Ho! un choc mou dans le shahnichir.... Par exemple! c'est un second bouquet pareil au premier.... Le voilà à mes pieds, et il fleure fort l'haleine sensuelle des tubéreuses....

Évidemment, c'est le shahnichir voisin qui bombarde. Sa vitre latérale est grande ouverte. Toutefois personne n'apparaît. Sans doute la prudence s'impose-t-elle.... Je ramasse le bouquet, en prenant soin de ne pas trop me montrer.

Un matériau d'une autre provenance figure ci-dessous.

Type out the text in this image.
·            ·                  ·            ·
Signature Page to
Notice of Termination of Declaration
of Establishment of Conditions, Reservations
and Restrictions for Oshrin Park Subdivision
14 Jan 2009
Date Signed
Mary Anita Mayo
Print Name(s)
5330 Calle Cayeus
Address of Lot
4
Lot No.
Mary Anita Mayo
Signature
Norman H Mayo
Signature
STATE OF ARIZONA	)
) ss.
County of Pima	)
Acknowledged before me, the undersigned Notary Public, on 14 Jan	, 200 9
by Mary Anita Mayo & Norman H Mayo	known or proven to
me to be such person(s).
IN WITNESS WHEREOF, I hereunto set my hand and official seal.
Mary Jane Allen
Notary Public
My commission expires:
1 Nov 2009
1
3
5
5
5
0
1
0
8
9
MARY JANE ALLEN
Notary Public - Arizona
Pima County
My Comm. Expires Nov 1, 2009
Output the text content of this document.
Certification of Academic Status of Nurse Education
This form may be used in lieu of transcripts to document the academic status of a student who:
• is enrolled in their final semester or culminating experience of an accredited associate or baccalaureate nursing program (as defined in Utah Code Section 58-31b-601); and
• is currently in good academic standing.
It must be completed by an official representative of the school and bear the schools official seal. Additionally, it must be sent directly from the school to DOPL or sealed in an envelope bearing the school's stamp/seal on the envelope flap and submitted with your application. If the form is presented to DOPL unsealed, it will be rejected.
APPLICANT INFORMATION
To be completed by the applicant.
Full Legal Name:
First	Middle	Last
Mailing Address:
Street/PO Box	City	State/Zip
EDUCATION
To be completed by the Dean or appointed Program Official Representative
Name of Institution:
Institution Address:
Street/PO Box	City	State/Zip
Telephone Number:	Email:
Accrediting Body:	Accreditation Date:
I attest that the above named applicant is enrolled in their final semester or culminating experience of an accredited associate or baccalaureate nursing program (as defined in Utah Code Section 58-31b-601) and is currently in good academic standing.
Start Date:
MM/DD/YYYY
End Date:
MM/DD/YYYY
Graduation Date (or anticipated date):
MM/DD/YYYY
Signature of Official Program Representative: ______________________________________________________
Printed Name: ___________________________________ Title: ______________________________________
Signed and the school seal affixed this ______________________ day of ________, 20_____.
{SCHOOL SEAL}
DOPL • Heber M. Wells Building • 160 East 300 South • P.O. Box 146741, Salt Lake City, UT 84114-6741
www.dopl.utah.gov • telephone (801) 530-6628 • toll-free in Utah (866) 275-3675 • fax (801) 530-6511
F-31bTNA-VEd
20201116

C'est bien ce que j'attendais. Un billet est épingle, parmi les fleurs. Un billet très drôle, griffonné sur ce papier à dentelle d'or que les bébés emploient pour leur lettre du jour de l'an:

«Quatre fois, j'ai levé mon voile en me penchant à la fenêtre, et vous ne m'avez pas regardée. Pourtant, je pleurerai quand votre caïque partira....»

Ah bah!

C'est écrit en français, sans la moindre faute. Mon voisin l'iman aurait donc une fille,—pourvue de ses brevets? Au fait, les petites Turques de toutes castes, sont généralement plus instruites que nos jeunes filles de France....

Voyons, que faire? La galanterie, en tout cas, veut que je réponde.

Une feuille de mon carnet? C'est bien inélégant. Tant pis. A la guerre comme à la guerre:

«Je reviendrai bientôt et souvent. Montrez-vous au shahnichir quand je monterai en caïque.»

Voilà. L'épingle maintenant. Le premier bouquet est encore là, véhicule propice.... Un, deux, trois! Le poulet fleuri, lancé à tour de bras, s'engouffre dans la fenêtre ouverte. A Dieu vat!